The stealth browser page also includes an unusual self-registration flow that lets an agent create its own account by solving a challenge-response math problem. The CLI docs describe a persistent background daemon with roughly 50ms latency between commands. And ctatedev's post shows Browser Use wiring Web Vitals directly into agent-browser, which is a more practical debugging feature than another benchmark chart.
Chromium, Firecracker, kernel
Browser Use framed the release as infrastructure work, not a new agent model. browser_use's launch post names the three layers directly: a Chromium fork, a Firecracker fork, and a custom Linux kernel.
The fuller product page fills in what that stack is supposed to buy. Browser Use says it maintains its own Chromium fork continuously, rather than patching around detection from the outside, and pairs it with real macOS, Windows, and Linux browser profiles for more consistent fingerprints.
A retweeted build note in browser_use's repost of gregpr07 adds one more operational detail: the company says the system runs on bare metal and prices 3 to 6 times below other providers.
CDP sessions and stealth claims
The core product is a remote browser endpoint, not a new automation API. On the stealth browser page, Browser Use says every session is reachable over Chrome DevTools Protocol, so Playwright and Puppeteer clients can attach without code changes.
The same page bundles together four platform services that teams usually stitch together themselves:
- sub-second cold starts
- residential proxy routing in 195+ countries
- built-in CAPTCHA solving inside the browser
- anti-detection tuned Chromium profiles
Browser Use's performance pitch is mostly stealth-oriented. The product page says stock headless Chromium clears just 2% of sites on its BU Stealth Benchmark, headful Chromium reaches 50%, and Browser Use Cloud reaches 81%.

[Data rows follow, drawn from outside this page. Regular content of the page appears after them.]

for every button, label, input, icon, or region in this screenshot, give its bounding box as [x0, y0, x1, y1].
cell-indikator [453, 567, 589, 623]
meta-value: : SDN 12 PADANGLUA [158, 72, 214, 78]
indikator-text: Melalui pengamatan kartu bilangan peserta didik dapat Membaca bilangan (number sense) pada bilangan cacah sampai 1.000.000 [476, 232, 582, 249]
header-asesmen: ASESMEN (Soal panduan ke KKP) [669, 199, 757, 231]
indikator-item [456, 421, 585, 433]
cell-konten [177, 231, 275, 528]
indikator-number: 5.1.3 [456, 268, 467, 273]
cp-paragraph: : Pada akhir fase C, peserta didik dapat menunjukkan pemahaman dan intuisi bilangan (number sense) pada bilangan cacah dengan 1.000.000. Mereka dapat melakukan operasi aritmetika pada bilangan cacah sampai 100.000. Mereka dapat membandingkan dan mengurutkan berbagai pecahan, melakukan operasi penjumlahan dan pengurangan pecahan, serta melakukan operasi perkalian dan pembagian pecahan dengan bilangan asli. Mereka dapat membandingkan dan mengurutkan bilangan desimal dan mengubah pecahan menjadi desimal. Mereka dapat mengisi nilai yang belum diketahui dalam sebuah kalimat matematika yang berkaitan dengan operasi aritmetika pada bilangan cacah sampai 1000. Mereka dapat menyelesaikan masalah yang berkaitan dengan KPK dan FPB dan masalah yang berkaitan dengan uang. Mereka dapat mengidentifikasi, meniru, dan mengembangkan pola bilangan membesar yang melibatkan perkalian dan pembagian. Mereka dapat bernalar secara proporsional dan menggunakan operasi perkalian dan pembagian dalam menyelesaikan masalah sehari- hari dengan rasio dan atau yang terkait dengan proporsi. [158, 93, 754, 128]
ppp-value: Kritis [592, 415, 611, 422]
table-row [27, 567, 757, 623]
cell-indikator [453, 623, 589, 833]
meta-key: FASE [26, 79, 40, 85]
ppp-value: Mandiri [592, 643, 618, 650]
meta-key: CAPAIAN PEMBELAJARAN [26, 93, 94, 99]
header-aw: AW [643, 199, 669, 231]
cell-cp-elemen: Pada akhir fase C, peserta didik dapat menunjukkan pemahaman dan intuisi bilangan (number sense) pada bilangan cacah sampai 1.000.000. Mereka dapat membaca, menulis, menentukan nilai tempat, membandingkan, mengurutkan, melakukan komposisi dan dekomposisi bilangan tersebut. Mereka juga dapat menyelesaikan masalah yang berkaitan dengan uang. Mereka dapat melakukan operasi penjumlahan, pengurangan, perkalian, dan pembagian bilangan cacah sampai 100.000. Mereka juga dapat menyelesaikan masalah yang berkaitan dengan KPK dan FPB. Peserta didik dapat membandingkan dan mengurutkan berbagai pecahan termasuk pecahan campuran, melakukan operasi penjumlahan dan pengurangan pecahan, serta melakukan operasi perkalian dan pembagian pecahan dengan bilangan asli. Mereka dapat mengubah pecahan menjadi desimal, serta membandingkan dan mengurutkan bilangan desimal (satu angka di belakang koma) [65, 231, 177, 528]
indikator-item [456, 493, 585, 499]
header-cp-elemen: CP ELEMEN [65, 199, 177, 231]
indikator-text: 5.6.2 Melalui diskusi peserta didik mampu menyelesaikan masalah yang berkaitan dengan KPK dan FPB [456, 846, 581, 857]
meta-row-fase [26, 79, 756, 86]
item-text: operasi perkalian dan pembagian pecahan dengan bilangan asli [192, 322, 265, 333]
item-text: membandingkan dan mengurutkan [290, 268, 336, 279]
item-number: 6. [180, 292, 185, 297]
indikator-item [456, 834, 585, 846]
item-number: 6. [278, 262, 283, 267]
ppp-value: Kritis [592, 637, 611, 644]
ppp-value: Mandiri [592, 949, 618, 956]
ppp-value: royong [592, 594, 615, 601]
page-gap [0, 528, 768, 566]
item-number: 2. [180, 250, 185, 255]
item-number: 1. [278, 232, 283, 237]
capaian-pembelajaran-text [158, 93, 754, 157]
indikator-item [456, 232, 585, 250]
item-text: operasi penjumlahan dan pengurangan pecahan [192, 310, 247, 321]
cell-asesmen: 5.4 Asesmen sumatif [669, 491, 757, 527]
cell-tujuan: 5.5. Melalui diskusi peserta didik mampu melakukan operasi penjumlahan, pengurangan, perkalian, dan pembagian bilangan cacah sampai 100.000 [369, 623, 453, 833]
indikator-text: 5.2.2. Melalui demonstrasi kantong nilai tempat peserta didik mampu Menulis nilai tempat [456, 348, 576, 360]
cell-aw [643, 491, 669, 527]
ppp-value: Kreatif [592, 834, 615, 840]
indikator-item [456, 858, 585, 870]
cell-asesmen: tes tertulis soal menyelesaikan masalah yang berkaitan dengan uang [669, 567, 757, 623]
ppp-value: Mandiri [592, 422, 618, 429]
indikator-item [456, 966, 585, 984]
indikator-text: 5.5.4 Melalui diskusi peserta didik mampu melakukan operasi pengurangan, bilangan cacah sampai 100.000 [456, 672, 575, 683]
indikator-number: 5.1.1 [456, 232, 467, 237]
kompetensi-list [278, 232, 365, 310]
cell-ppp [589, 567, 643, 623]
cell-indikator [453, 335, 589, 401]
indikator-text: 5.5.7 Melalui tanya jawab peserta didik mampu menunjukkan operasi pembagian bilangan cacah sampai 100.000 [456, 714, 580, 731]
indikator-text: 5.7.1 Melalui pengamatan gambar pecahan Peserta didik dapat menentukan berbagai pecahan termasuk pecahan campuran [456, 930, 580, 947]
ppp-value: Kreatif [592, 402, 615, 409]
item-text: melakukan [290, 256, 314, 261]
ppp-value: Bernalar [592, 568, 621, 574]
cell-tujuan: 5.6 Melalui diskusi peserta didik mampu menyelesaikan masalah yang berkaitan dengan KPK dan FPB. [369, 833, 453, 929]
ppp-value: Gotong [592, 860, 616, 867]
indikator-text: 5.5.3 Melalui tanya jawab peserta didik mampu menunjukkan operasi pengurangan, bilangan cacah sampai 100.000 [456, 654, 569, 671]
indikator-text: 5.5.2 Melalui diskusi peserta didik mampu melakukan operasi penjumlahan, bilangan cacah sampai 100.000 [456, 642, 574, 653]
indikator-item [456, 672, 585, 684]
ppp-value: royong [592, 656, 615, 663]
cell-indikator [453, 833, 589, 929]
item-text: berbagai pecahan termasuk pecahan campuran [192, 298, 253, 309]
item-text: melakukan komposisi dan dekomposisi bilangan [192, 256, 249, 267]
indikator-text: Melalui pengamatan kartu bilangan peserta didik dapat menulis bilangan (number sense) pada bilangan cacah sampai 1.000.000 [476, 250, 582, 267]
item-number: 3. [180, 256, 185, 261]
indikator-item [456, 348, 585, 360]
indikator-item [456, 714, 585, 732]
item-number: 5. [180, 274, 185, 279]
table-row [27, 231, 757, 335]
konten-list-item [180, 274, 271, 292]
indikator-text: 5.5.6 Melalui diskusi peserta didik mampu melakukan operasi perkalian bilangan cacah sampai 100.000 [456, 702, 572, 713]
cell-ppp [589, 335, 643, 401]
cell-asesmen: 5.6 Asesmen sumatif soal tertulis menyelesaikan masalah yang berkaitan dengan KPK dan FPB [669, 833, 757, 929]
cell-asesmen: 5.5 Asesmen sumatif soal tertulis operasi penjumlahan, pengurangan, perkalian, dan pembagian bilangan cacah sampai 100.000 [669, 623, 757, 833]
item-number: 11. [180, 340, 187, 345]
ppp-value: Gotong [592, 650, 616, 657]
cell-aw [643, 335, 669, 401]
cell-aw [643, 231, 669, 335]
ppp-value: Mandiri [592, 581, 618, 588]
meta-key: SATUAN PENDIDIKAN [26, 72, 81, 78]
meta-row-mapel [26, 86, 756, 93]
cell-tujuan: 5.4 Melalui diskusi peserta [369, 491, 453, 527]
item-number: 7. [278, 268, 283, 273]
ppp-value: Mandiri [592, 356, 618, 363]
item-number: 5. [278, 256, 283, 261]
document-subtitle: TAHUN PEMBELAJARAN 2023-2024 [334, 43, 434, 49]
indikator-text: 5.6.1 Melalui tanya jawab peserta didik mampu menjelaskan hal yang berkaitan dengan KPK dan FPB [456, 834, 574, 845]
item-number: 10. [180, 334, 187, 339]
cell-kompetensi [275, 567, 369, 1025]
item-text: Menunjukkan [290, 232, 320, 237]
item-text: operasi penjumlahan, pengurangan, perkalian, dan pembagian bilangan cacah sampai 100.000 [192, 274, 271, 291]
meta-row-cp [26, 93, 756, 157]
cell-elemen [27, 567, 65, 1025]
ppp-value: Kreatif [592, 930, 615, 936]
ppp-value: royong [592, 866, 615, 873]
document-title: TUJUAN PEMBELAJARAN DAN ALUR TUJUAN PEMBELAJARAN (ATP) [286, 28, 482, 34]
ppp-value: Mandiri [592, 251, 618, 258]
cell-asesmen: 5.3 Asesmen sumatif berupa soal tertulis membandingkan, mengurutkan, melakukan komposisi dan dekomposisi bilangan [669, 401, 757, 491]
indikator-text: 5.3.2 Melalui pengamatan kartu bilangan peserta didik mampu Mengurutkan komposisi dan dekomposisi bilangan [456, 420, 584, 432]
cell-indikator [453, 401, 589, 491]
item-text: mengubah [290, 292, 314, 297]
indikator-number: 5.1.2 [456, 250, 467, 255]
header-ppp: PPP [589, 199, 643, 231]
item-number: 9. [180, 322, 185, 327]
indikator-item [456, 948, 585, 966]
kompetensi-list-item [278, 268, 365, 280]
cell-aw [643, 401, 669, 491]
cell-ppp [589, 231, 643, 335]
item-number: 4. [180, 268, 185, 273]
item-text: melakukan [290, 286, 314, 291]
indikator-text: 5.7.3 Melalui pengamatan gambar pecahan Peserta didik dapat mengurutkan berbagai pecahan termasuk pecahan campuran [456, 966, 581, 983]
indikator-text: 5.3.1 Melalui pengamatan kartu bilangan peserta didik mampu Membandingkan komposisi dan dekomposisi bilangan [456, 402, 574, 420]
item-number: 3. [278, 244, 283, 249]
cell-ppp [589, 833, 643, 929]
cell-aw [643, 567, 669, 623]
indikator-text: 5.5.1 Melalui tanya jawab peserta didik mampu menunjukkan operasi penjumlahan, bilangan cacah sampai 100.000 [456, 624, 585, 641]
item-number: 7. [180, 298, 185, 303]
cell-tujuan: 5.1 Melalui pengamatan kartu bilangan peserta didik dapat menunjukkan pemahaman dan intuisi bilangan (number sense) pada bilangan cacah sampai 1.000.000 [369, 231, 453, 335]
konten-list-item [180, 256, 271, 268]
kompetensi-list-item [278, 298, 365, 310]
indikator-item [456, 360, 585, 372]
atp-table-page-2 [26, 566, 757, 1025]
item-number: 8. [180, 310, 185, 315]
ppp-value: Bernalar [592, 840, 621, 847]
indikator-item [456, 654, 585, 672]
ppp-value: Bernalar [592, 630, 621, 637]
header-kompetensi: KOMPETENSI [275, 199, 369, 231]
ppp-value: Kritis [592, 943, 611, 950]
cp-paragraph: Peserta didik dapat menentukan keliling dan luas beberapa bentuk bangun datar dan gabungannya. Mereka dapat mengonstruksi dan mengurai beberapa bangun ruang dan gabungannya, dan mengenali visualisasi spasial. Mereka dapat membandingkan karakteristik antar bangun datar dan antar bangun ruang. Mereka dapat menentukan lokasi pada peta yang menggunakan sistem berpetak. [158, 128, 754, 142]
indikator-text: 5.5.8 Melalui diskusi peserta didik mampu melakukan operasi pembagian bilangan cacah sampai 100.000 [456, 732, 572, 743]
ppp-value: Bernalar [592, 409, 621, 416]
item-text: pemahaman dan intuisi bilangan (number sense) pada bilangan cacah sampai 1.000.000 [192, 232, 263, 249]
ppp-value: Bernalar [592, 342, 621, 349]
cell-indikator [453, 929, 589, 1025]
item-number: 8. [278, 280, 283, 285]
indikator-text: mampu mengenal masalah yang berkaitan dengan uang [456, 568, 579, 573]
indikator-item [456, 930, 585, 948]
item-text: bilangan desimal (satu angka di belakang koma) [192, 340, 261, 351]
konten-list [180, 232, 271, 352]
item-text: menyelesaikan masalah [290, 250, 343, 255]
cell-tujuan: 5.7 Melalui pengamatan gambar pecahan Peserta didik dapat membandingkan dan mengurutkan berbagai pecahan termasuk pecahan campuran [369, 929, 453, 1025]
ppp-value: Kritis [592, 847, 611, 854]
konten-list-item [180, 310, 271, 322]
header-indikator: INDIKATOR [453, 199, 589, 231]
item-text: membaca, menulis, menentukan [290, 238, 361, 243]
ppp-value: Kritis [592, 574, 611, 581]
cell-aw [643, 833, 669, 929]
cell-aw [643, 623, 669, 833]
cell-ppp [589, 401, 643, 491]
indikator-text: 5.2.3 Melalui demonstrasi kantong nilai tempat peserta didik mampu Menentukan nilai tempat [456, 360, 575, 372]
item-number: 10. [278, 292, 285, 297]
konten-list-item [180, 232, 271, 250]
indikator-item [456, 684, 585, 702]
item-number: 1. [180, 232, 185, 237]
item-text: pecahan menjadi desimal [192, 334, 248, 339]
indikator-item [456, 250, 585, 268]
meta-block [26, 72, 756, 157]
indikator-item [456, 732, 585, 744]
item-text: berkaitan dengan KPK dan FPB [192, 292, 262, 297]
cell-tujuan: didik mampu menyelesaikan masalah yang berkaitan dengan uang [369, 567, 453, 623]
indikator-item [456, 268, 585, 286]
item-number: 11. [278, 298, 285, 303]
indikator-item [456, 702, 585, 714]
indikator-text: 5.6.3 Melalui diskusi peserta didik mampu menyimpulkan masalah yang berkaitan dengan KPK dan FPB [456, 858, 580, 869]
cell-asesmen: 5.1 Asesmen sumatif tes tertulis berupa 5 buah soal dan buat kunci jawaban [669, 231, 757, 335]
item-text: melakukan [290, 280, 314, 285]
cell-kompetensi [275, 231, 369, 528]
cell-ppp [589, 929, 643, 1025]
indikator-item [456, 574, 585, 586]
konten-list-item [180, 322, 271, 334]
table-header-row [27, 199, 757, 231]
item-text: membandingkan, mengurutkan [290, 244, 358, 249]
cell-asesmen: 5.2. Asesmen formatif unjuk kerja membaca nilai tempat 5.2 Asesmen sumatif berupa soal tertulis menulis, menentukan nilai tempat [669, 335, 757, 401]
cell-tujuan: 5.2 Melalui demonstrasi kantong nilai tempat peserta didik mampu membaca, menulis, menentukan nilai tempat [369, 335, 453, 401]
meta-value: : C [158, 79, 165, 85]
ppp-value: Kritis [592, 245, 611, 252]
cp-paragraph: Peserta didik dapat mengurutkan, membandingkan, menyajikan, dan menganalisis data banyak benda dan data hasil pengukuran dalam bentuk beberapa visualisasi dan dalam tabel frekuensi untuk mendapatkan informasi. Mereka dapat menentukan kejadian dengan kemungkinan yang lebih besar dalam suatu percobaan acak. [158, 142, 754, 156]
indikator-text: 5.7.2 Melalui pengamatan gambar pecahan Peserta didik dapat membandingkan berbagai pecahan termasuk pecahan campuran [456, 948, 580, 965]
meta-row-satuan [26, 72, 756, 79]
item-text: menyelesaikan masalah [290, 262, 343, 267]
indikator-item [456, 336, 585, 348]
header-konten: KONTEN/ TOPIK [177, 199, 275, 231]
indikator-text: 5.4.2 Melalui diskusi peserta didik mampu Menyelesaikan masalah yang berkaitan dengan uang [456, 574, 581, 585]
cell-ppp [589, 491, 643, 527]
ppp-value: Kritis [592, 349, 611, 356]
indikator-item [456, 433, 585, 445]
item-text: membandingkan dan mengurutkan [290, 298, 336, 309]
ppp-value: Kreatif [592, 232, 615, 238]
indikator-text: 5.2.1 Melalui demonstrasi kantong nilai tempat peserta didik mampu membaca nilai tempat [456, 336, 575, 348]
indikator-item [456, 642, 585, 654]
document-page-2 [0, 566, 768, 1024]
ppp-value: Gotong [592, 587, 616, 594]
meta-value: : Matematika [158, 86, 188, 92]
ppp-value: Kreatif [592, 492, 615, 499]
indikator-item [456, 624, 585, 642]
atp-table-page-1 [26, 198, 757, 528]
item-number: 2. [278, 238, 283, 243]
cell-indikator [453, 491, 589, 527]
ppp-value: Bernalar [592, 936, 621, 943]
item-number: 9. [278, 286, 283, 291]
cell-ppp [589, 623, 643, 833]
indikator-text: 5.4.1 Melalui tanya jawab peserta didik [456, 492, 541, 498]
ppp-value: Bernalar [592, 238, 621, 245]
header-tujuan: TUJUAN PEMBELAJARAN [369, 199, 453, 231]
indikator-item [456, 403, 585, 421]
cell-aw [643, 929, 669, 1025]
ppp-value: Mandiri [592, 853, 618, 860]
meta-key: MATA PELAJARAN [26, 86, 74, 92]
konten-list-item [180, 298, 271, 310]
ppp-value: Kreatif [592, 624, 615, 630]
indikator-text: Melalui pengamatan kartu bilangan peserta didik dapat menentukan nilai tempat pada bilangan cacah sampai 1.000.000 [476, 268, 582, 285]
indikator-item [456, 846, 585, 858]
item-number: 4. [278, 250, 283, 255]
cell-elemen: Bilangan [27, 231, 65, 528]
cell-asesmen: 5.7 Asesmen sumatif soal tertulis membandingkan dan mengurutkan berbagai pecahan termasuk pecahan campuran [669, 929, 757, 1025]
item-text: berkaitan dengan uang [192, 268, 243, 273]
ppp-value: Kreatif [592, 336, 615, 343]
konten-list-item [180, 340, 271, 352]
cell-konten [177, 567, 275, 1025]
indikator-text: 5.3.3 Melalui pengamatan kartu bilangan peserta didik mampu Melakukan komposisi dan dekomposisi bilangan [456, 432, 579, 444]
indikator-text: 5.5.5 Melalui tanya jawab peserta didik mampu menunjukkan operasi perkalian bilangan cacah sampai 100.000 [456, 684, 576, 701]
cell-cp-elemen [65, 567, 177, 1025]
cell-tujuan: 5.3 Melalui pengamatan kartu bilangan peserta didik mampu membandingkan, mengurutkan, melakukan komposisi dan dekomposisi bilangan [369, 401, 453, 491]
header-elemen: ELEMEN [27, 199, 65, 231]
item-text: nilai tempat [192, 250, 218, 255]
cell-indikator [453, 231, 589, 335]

The company also cites a third-party benchmark lead. On the same page, and in its stealth benchmark post, Browser Use says Halluminate's 296-task BrowserBench measured Browser Use Cloud at 84.8%, ahead of Hyperbrowser at 76.4%, Anchor at 76.0%, Steel at 73.3%, and Browserbase at 70.3%.
Agent-browser vitals
The most concrete day-one follow-up came from ctatedev's Web Vitals post, which adds a terminal command for measuring page performance directly from agent-browser.
That command surfaces:
- LCP
- CLS
- TTFB
- FCP
- INP
- React hydration timing, when available
That makes the launch a little more interesting than a cheap browser-hosting story. Browser Use is positioning the browser as a measurable runtime for agents, with anti-bot plumbing on one side and page-performance instrumentation on the other.
The CLI docs point in the same direction. Browser Use says the CLI keeps a persistent background daemon alive between commands for roughly 50ms latency, and exposes both direct browser control and cloud-browser management from the terminal.